Young built his reputation on constantly trying new sounds and ideas. In the 1960s he explored rich folk harmonies, and not long after that his heavier guitar work would help earn him the nickname Godfather of Grunge. During that era, it was also common for artists to record songs written by others.
Cover songs were a major part of albums at the time, helping musicians fill out tracklists while paying tribute to influential performers. Bands like The Beatles, Led Zeppelin and The Rolling Stones regularly included covers on their records.
Young did the same throughout his career, performing songs by artists such as Bob Dylan and The Beach Boys.
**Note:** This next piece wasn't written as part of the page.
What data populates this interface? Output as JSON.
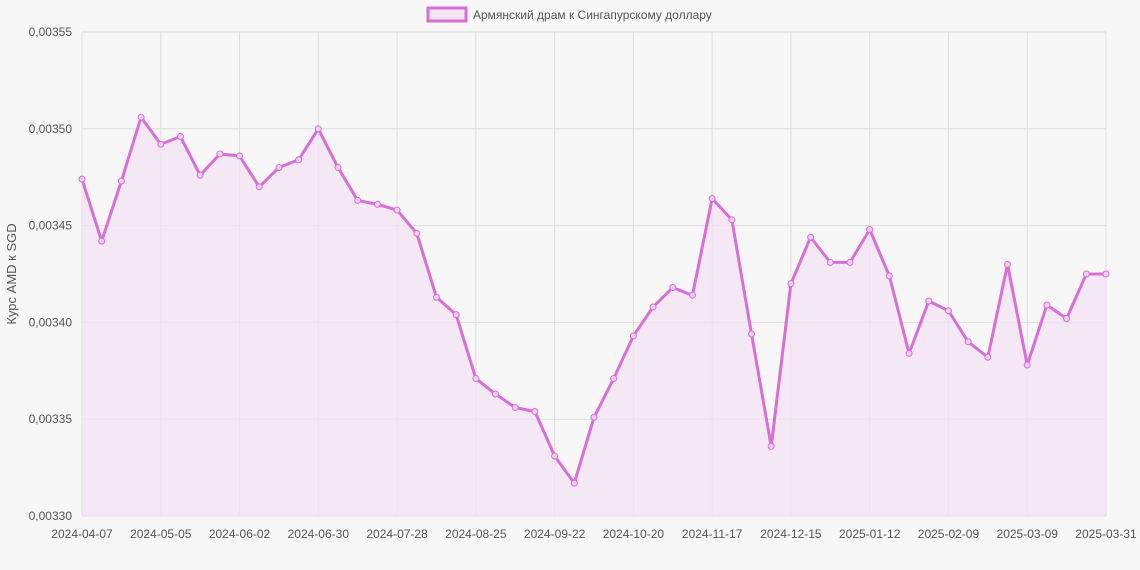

But one of the most interesting stories in Young’s long songwriting history involves a cover he never actually meant to create.
While writing his track Ambulance Blues, he reportedly later realized that part of the song closely resembled the work of another musician. The melody in the opening section of Ambulance Blues reportedly mirrored the beginning of a song by legendary folk guitarist Bert Jansch.
Specifically, it resembled Jansch’s track The Needle of Death. Young later openly acknowledged the similarity and admitted that the realization bothered him.
“I always feel bad I stole that melody from Bert Jansch. F**k. You ever heard that song The Needle of Death? I loved that melody. I didn’t realize Ambulance Blues starts exactly the same. I knew that it sounded like something that he did, but when I went back and heard that record again, I realised that I copped his thing… I felt really bad about that.”
For Young, the overlap was never intentional. He explained that the influence happened almost subconsciously while writing the music.
“And years later, on On the Beach, I wrote the melody of Ambulance Blues by styling the guitar part completely on Needle of Death. I wasn’t even aware of it, and someone else drew my attention to it,” Neil Young additionally concluded.
The story has since become one of those fascinating footnotes in Young’s huge body of work, showing how deeply music can influence even the artists creating it.